When Netanyahu was in power, he too chose to refrain from large-scale operations in Gaza, between not conquering it during Operation Protective Edge in 2014, through the (justified) restraint he showed when Hamas used incendiary balloons to try to drag Israel into a campaign, to the final, limited campaign at the end of his term, Operation Guardian of the Walls. In most of these instances, it was Bennett who assailed him for showing weakness in confronting terror, just like Netanyahu, while in the opposition, assailed then-Prime Minister Ehud Olmert at the end of Operation Cast Lead in 2009.

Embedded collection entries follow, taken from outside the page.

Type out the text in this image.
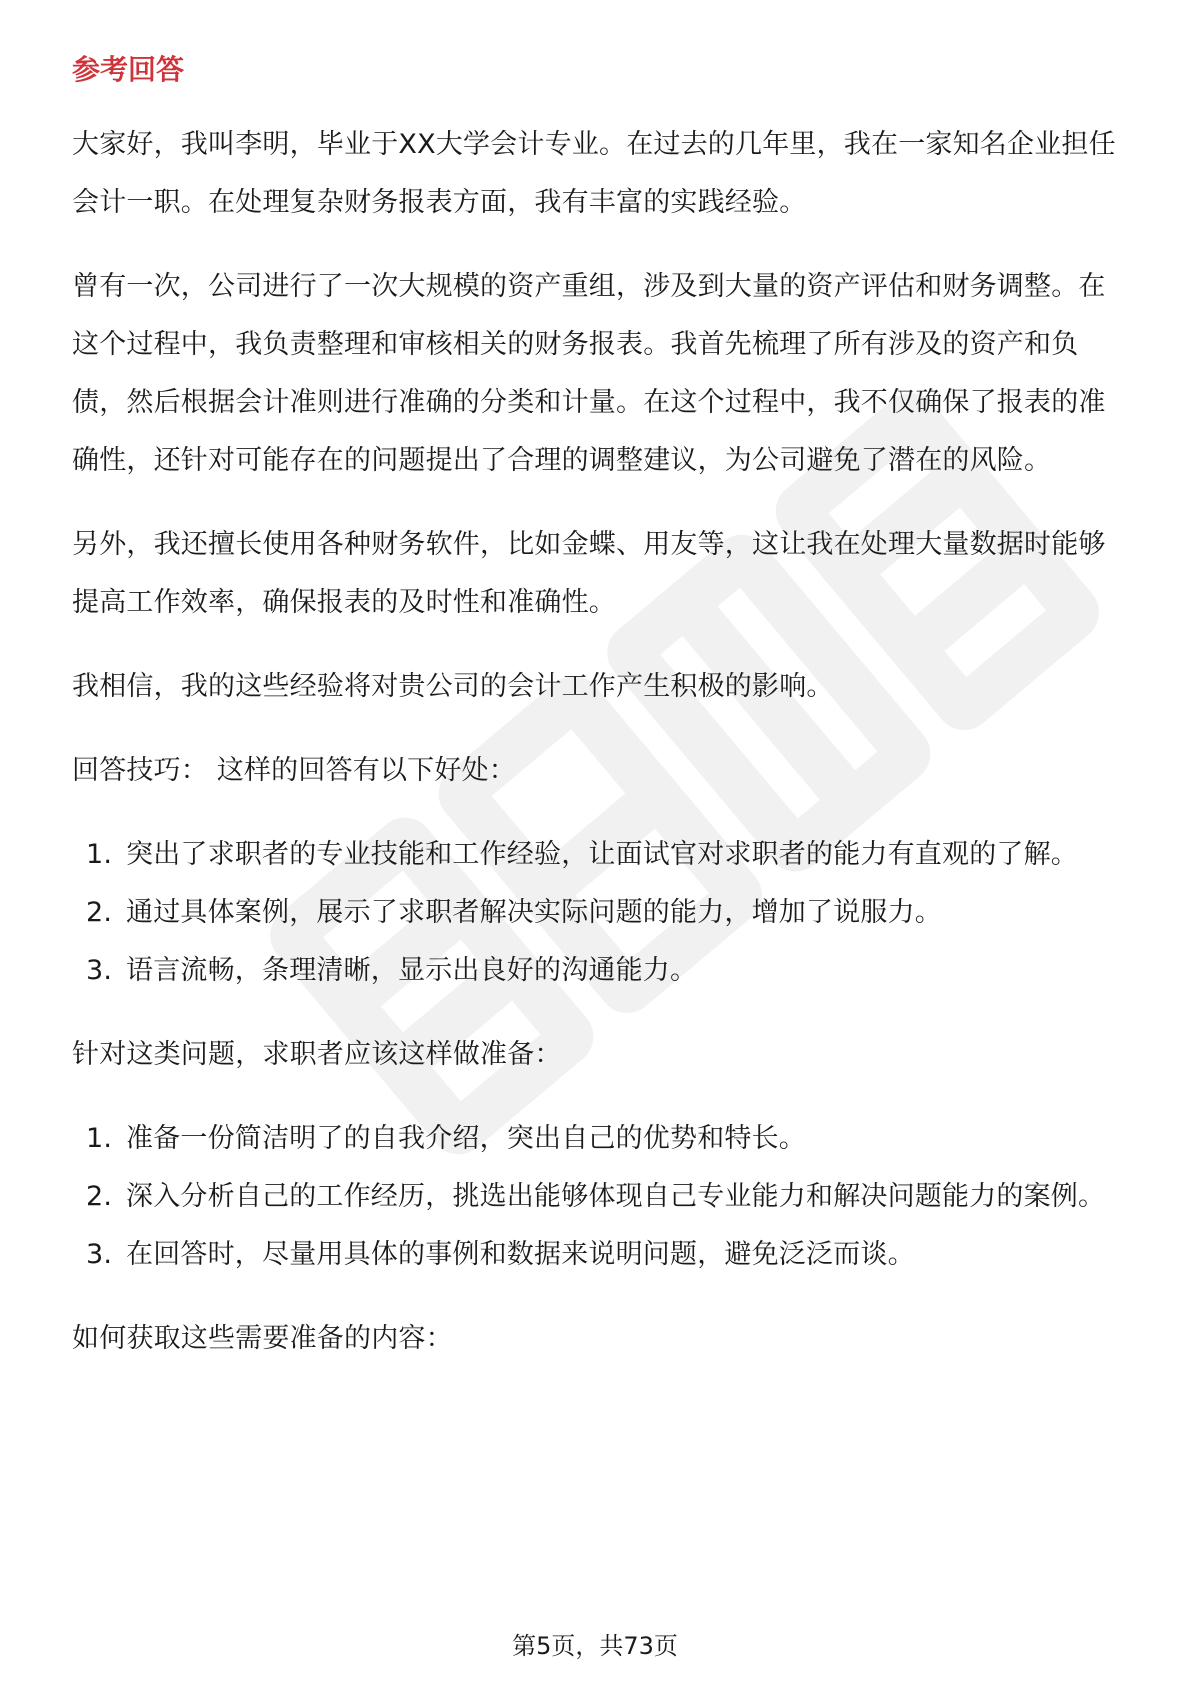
参考回答

大家好，我叫李明，毕业于XX大学会计专业。在过去的几年里，我在一家知名企业担任会计一职。在处理复杂财务报表方面，我有丰富的实践经验。

曾有一次，公司进行了一次大规模的资产重组，涉及到大量的资产评估和财务调整。在这个过程中，我负责整理和审核相关的财务报表。我首先梳理了所有涉及的资产和负债，然后根据会计准则进行准确的分类和计量。在这个过程中，我不仅确保了报表的准确性，还针对可能存在的问题提出了合理的调整建议，为公司避免了潜在的风险。

另外，我还擅长使用各种财务软件，比如金蝶、用友等，这让我在处理大量数据时能够提高工作效率，确保报表的及时性和准确性。

我相信，我的这些经验将对贵公司的会计工作产生积极的影响。

回答技巧： 这样的回答有以下好处：

1. 突出了求职者的专业技能和工作经验，让面试官对求职者的能力有直观的了解。
2. 通过具体案例，展示了求职者解决实际问题的能力，增加了说服力。
3. 语言流畅，条理清晰，显示出良好的沟通能力。

针对这类问题，求职者应该这样做准备：

1. 准备一份简洁明了的自我介绍，突出自己的优势和特长。
2. 深入分析自己的工作经历，挑选出能够体现自己专业能力和解决问题能力的案例。
3. 在回答时，尽量用具体的事例和数据来说明问题，避免泛泛而谈。

如何获取这些需要准备的内容：

第5页，共73页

Meanwhile, Hamas is preparing another mass demonstration along the border fence, east of Khan Yunis, to be held on Wednesday. On Sunday there was already an increase in the number of incendiary balloons launched from Gaza towards Israel.

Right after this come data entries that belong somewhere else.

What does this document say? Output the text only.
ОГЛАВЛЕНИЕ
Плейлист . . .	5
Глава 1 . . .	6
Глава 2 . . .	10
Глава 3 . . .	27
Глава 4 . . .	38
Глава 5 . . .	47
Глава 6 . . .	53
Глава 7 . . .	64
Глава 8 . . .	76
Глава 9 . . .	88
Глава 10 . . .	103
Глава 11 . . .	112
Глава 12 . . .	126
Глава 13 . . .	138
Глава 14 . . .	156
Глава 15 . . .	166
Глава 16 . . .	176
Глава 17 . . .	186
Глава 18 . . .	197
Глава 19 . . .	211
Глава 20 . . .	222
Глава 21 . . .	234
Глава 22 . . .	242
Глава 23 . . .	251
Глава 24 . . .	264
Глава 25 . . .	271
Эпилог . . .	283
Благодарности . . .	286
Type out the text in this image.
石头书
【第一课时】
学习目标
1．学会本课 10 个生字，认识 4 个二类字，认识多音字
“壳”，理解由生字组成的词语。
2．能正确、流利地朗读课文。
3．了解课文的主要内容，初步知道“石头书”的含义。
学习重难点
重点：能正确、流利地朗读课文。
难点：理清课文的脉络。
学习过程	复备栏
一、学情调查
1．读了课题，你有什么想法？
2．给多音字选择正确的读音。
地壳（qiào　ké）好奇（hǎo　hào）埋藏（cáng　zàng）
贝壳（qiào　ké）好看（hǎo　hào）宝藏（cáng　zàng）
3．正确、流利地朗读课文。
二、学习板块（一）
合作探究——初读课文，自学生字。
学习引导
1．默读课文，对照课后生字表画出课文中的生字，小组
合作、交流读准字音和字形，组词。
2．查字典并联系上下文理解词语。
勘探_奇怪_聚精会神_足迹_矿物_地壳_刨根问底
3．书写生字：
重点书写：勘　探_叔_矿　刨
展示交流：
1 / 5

The military believes Hamas leaders want to increase the pressure on Israel and on Egyptian and Qatari mediators, since it is dissatisfied with the arrangement that was reached around Qatari aid, with only $20 million to be transferred starting next month, instead of the $30 million transferred up to the last round of fighting. Hamas is again playing with fire on the eve of Bennett’s trip to Washington. If things escalate along the border, this may eclipse his visit, although this will depend on the price exacted by Israel in response to Hamas actions.